# Inhalt einer JTable kopieren? (GlazedLists)



## sirbender (4. Mai 2009)

Ich ich benutzte GlazedLists - aber was am Ende rauskommt, ist eigentlich eine normale JTable soweit ich das ueberblicken kann.

Ich wuerde gerne erlauben, dass man Rows/Columns slektieren kann unc per Ctrl+C deren Inhalt in die Zwischenablage (jede Zelle per toString zu einem String. Zellen durch Kommas oder Tabs getrennt) kopieren kann.


----------



## Ebenius (5. Mai 2009)

_GlazedLists_ sagt mir nix. Bei einer JTable kann man bestimmen, wie selektiert werden darf: 
JTable.setRowSelectionAllowed(boolean)
JTable.setColumnSelectionAllowed(boolean)
JTable.setSelectionMode(int)
Copy (CTRL+C) gibt's standardgemäß in der JTable.
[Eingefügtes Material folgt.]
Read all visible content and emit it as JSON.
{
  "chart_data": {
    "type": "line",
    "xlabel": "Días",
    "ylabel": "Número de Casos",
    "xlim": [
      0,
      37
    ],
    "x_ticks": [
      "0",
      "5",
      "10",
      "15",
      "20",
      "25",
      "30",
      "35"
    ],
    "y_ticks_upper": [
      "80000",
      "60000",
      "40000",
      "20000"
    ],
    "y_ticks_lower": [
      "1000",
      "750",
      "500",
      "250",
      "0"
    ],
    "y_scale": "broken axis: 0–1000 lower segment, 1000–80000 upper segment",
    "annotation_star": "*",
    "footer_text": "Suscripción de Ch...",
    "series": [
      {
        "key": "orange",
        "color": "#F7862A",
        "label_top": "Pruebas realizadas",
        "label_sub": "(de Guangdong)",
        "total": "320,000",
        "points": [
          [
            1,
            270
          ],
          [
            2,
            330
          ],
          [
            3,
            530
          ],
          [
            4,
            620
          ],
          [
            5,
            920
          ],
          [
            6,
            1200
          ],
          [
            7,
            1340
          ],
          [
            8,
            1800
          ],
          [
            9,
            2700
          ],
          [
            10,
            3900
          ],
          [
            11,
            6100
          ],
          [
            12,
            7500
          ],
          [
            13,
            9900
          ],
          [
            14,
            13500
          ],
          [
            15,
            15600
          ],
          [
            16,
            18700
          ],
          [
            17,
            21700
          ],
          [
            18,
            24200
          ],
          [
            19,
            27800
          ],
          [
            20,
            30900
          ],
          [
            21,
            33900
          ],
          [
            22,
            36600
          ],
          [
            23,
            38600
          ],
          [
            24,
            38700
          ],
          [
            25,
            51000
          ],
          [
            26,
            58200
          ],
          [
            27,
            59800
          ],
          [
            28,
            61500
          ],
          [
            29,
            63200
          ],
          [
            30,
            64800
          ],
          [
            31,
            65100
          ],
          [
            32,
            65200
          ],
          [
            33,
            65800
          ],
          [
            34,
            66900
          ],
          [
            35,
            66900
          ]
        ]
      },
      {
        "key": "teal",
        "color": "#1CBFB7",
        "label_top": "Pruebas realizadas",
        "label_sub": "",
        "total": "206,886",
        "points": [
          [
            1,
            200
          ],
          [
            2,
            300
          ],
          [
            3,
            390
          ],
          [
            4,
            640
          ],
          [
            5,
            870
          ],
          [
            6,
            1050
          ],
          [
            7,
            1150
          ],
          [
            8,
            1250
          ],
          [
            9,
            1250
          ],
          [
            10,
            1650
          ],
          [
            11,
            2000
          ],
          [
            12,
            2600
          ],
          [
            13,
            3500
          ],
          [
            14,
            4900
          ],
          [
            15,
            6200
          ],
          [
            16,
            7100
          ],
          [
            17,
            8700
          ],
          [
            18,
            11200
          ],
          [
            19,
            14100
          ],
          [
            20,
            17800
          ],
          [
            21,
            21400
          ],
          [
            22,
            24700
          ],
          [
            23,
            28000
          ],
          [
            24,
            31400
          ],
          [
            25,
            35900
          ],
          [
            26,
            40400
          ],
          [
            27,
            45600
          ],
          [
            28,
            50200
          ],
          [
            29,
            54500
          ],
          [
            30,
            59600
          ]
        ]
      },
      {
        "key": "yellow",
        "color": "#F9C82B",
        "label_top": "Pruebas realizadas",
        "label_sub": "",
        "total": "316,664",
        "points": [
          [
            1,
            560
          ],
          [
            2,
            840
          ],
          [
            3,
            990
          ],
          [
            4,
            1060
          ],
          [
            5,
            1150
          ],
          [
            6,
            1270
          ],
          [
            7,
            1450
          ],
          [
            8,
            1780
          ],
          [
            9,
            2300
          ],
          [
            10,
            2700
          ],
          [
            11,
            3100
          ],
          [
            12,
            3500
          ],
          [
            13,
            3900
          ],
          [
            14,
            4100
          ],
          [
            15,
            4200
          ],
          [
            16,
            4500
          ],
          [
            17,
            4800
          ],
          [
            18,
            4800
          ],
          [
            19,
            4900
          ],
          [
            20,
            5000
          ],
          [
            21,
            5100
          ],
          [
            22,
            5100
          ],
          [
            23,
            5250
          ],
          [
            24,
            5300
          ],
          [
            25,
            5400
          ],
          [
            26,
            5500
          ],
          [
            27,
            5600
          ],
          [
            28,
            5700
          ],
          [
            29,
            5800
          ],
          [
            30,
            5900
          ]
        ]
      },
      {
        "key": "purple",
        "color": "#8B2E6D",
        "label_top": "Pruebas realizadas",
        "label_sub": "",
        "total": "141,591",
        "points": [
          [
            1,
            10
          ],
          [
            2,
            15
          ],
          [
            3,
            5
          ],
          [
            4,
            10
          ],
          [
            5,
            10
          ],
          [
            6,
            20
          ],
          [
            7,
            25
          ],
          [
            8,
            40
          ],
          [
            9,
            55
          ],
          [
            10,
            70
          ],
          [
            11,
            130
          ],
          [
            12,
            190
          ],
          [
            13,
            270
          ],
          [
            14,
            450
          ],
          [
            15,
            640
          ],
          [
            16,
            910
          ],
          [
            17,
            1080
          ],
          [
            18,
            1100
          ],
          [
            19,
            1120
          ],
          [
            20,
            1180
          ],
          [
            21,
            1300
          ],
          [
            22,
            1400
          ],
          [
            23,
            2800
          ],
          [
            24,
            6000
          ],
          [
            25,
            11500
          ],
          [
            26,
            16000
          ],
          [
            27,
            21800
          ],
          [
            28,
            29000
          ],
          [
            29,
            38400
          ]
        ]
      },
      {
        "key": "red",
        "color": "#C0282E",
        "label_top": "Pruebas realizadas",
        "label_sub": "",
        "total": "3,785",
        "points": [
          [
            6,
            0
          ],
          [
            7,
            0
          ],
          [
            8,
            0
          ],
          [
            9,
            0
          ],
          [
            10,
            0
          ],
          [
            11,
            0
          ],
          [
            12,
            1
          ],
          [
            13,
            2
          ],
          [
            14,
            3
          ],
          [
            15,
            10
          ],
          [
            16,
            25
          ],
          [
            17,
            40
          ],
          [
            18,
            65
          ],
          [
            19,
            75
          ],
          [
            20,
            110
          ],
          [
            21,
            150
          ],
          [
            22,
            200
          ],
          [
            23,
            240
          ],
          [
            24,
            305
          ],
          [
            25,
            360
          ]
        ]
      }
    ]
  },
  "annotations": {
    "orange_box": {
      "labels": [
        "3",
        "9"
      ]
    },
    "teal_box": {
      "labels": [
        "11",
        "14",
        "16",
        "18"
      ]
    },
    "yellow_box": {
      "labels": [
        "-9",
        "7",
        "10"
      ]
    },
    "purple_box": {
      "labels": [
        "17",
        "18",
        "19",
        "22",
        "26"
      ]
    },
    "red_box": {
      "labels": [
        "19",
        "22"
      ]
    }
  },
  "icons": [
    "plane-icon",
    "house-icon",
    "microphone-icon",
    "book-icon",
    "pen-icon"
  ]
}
Darum kümmert sich das BasicTableUI. Wenn Dir das Standardverhalten nicht gefällt, schau Dir mal das Sun Java™ Tutorial: Drag and Drop and Data Transfer genauer an.

Ebenius


----------



## André Uhres (5. Mai 2009)

Java Tip 77: Enable copy and paste functionality between Swing's JTables and Excel - JavaWorld


----------